If the executions go ahead presumably the disincentives will be enhanced, albeit irrationally.
JohnMcCarthyAO
Geoffrey Miller AO FAIIA
It’s very hard to talk about “Australia” and “Indonesia” as actors: you really have to go behind country names. But if we’re talking about government-to-government relations I think we’re getting onto dangerous ground in regard to Chan and Sukumaran. For years a refrain of Australian foreign ministers in regard to Australians abroad has been that when Australians are overseas we’re in other jurisdictions and subject to other countries’ laws. This has been seen as an important point for Australians going abroad to understand. Yet as the Chan/Sukumaran case seems to be reaching its sad denouement both the PM and the Foreign Minister seem to have gone on to another tack, with the PM in particular saying that “Australians are angry” and canvassing what we might do in response to executions. Indonesians are sensitive about their national sovereignty and our government’s current line could be seen by them as “talking down to them”, and not accepting Indonesia’s right to make its own laws and set its own penalties – all this on behalf of convicted would-be smugglers of heroin, a drug that ruins many lives, in both Australia and Indonesia. Let’s hope we somehow get through this, but self-righteousness on our part won’t be the key.
ErikaFeller
Erika Feller FAIIA
The question assumes, as its starting point, that the friendship is not already there. I disagree. The Australian and Indonesian governments have long sparred over many issues even while ties have continued to deepen. The impetus to understand each other and to build cooperation has proved stronger, I believe, than the periodic tensions arising from disagreements. For the moment, neither country can really afford it otherwise. And of course both countries are more than their governments. The connections at the level of the business communities and the respective civil societies are multiple and serve as a solid frame for an enduring relationship at the political level, as long, that is, as the issues of contention are handled with sensitivity and tact. Are both qualities in ample enough supply? I am not sure. Maybe the question is better (or more provocatively) framed: Is the good relationship, built up through considerable investment over many years, being endangered through mismanagement?
GarryWoodard
Garry Woodard FAIIA
It should continue to be an aspiration, as it has been in some quarters in Australia throughout the last 70 years, to be friends with Indonesia, our very different neighbour.

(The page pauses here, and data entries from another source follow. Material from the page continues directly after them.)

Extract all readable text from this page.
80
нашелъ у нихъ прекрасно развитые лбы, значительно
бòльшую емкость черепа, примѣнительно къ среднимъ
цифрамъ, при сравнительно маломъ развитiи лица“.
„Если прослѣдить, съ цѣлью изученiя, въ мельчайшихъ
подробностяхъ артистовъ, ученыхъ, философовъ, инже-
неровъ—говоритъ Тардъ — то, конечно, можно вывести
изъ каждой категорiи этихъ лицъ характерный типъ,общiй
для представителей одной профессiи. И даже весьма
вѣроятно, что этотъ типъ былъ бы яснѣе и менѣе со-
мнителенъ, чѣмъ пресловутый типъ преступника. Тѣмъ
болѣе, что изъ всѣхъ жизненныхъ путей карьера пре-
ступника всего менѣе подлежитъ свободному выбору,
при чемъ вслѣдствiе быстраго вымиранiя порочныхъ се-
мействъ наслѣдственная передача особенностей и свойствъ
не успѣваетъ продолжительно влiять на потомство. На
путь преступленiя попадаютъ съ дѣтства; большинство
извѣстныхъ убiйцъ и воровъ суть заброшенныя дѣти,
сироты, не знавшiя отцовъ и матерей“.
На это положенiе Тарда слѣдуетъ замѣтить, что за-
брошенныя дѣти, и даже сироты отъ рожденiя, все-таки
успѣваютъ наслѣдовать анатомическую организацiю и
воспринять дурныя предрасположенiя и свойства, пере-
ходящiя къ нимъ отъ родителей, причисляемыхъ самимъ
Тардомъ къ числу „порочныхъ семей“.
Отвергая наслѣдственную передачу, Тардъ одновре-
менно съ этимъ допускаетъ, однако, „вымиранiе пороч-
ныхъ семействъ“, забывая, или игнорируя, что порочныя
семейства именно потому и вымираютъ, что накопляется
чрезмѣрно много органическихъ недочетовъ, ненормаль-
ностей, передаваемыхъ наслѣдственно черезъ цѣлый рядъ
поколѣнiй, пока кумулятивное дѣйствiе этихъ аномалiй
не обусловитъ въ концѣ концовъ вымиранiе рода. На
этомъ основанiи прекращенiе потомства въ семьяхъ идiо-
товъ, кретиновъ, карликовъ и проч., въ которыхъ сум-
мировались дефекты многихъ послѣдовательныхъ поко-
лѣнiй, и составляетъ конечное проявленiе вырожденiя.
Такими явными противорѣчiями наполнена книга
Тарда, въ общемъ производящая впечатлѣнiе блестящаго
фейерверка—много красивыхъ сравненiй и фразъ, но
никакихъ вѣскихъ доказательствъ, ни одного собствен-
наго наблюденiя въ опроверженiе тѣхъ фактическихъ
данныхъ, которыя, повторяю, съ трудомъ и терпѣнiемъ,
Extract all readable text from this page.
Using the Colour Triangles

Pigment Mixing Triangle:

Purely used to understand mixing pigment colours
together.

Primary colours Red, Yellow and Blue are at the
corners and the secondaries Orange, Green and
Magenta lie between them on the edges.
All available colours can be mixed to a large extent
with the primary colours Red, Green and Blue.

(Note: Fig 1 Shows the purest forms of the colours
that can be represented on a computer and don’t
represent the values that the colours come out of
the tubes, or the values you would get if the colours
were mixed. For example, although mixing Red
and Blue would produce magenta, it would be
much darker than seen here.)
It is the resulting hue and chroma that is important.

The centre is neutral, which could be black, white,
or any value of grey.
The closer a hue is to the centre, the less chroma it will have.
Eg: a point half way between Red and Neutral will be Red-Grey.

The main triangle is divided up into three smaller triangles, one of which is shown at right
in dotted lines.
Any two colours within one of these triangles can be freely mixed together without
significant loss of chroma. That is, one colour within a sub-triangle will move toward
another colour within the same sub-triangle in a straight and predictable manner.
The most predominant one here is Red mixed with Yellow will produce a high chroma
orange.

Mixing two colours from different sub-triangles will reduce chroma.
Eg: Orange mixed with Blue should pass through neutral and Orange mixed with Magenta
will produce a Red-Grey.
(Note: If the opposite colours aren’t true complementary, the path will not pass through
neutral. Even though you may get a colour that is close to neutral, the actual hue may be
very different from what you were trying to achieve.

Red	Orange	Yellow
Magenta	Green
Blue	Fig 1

In a previous Burning Question nearly a year ago James Cotton had wise words to say about the limitations of friendship between states and Rawdon Dalrymple noted the historical volatility of the Indonesia-Australia relationship. These enduring factors, another of which is the geographical factor that we face Indonesia, and the growing asymmetry of the bilateral relationship and the uncertainties of a globalised world, suggest that the burden of preventing excessive swings in the bilateral relationship will lie heavier on Australia. Comfortable though it may sound, it is not in Australia’s interests that Indonesians, as often said, should see us as an appendix, only noticed when it gives trouble.